The basic idea is to use the default queue head and tail for fencing. This completely removes any work on the command stream thread side, and the main thread work goes from an interlocked op to a simple assignment. Together with the technically unrelated patch 4 it improves a microbenchmark I wrote for this (https://github.com/stefand/perftest/tree/main/resource_tracking_d3d11) from ~200 fps to ~700 fps on my Ryzen CPU. Other CPUs have lower gains, but still more than double the framerate. It also produces a measurable improvement in Rocket League once other known CS issues are hacked away.
Items for discussion:
1) I am not entirely sure I do the ULONG / LONG handling correctly. I guess we could get away with just keeping everything as signed LONGs, but technically signed int overflow is undefined behavior. Interlocked ops accept LONG * though...
2) resource_acquire could be renamed to something else
3) Separate read and write timestamps. This should be easy to add on top of the current code.
4) Traversing resource->device->cs->queue in wined3d_resource_acquire is ugly. I'm contemplating passing const struct wined3d_cs or the timestamp to it explicitly.
5) We still iterate over a huge number of resources. Does anyone have ideas how to cut this down?
Happy new Year, Stefan
FWIW, patch 2/5 is broken where it is; wined3d_device_context_upload_bo() does acquire the resource. Ultimately that just means that the patch needs to be moved later in the series, though.

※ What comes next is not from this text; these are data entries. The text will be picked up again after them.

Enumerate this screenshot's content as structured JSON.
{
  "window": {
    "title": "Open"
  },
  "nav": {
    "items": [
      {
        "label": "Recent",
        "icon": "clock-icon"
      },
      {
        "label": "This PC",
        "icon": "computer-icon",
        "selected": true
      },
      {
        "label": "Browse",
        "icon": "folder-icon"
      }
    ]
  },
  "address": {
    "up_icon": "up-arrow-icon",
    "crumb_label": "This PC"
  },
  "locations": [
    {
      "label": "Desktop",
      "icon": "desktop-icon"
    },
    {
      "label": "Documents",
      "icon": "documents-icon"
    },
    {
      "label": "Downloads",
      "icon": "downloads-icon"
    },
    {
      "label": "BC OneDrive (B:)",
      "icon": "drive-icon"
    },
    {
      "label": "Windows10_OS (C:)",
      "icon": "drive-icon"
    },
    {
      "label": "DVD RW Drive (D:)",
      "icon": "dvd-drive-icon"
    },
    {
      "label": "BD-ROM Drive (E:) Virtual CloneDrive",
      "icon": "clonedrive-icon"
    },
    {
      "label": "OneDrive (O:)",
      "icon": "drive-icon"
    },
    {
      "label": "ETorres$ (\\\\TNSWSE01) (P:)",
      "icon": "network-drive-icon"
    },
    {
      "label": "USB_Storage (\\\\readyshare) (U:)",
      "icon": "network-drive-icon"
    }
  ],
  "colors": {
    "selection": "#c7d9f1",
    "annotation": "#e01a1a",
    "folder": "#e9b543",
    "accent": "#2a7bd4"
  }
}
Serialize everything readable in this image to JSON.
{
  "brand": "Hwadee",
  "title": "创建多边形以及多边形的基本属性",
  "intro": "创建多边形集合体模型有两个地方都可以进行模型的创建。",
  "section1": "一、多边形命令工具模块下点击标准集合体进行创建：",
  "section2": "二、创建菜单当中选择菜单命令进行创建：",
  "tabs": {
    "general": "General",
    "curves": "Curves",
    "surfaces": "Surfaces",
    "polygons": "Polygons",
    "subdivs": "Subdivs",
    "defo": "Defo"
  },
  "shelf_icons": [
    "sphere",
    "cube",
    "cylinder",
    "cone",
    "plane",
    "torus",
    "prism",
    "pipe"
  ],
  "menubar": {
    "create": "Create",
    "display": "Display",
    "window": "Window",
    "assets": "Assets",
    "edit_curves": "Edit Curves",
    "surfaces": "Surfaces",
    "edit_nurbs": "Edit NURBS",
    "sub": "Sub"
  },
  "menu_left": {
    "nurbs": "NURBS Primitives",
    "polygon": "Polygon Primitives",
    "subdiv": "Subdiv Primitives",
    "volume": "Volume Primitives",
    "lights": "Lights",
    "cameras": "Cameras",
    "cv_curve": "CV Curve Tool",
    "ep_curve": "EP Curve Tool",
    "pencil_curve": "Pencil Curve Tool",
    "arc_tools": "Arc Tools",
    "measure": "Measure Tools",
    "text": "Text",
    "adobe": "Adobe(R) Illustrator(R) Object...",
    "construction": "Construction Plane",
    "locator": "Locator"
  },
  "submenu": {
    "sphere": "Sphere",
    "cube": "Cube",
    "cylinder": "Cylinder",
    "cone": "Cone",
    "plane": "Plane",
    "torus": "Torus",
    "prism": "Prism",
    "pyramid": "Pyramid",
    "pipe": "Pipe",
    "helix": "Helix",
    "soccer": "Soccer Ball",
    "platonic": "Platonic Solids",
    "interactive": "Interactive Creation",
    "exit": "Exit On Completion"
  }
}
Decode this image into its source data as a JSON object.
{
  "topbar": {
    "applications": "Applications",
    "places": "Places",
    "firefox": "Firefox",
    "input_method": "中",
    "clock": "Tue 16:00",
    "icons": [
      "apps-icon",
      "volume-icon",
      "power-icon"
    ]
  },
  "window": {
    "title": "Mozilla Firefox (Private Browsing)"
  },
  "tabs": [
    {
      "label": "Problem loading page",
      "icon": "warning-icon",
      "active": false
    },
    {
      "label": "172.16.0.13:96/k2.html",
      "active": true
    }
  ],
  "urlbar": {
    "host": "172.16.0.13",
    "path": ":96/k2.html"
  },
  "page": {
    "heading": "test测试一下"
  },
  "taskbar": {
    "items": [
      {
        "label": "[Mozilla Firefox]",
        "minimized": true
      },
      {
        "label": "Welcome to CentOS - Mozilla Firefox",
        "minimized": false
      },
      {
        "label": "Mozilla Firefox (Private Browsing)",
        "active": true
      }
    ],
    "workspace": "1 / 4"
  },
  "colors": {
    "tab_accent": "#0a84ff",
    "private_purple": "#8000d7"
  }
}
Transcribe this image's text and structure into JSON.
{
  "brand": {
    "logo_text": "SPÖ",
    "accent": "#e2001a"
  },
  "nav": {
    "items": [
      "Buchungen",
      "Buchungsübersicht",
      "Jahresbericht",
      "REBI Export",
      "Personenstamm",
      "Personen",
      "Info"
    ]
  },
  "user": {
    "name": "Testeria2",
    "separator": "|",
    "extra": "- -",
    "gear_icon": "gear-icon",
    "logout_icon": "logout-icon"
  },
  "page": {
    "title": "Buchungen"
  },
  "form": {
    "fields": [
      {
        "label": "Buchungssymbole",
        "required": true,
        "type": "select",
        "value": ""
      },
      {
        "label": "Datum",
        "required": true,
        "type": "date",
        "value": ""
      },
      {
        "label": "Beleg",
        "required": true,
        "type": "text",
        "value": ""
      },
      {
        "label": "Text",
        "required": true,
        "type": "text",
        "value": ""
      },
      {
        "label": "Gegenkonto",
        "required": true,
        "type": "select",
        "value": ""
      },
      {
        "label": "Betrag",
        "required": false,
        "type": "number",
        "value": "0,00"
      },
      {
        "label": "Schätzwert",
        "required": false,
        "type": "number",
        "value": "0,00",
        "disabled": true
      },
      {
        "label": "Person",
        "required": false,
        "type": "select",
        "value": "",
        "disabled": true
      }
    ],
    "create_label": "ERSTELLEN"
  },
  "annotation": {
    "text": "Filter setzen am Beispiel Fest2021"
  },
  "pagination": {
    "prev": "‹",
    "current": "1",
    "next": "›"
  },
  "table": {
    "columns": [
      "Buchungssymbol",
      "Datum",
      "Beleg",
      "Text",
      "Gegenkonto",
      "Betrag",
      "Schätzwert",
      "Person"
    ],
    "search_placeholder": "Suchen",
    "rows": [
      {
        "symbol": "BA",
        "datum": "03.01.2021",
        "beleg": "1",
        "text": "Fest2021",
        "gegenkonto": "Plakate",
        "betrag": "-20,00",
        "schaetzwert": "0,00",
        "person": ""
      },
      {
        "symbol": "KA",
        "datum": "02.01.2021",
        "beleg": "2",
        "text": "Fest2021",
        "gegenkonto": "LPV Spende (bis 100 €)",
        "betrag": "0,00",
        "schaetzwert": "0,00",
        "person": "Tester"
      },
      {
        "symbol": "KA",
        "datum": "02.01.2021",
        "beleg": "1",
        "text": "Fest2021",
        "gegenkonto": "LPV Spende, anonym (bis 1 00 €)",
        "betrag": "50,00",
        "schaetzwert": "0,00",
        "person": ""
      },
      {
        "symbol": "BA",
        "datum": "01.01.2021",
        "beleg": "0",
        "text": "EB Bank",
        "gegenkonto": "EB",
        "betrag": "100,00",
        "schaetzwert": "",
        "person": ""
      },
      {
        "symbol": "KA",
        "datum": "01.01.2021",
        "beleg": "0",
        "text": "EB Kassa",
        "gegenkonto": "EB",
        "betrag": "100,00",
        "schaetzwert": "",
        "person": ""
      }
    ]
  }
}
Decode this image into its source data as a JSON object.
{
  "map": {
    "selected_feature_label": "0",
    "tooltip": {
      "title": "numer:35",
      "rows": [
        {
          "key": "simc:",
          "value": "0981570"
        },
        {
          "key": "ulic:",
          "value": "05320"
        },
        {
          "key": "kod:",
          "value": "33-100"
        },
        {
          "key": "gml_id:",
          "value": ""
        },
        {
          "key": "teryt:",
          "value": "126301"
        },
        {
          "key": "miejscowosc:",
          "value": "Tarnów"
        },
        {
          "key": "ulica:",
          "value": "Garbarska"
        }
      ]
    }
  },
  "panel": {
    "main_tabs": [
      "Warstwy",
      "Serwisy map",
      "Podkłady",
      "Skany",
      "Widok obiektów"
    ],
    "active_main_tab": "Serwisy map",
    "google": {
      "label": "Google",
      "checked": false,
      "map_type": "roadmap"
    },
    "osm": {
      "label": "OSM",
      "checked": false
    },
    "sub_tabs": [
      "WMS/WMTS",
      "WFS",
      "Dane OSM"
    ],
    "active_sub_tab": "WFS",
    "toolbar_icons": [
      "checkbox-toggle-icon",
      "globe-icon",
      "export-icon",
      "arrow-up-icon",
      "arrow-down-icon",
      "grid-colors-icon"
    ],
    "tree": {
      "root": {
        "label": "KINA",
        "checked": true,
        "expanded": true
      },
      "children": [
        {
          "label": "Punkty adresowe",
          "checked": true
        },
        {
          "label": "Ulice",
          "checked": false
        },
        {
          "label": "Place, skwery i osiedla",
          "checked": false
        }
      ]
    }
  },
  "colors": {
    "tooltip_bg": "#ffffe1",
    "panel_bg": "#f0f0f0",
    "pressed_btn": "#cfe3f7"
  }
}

Am Dienstag, 4. Jänner 2022, 18:52:11 CET schrieb Zebediah Figura (she/her):
FWIW, patch 2/5 is broken where it is; wined3d_device_context_upload_bo() does acquire the resource. Ultimately that just means that the patch needs to be moved later in the series, though.
Oh indeed, I missed that WINED3D_CS_OP_UPDATE_SUB_RESOURCE is used from two places. Still, doesn't make much of a difference in the whole scheme.
I can't move it behind patch 3 as-is because as of patch 3 we can't fence map ops any longer, so we'd set a nonsense access time. Merging it into patch 3 would be an option, but I am sure we can do this more elegantly.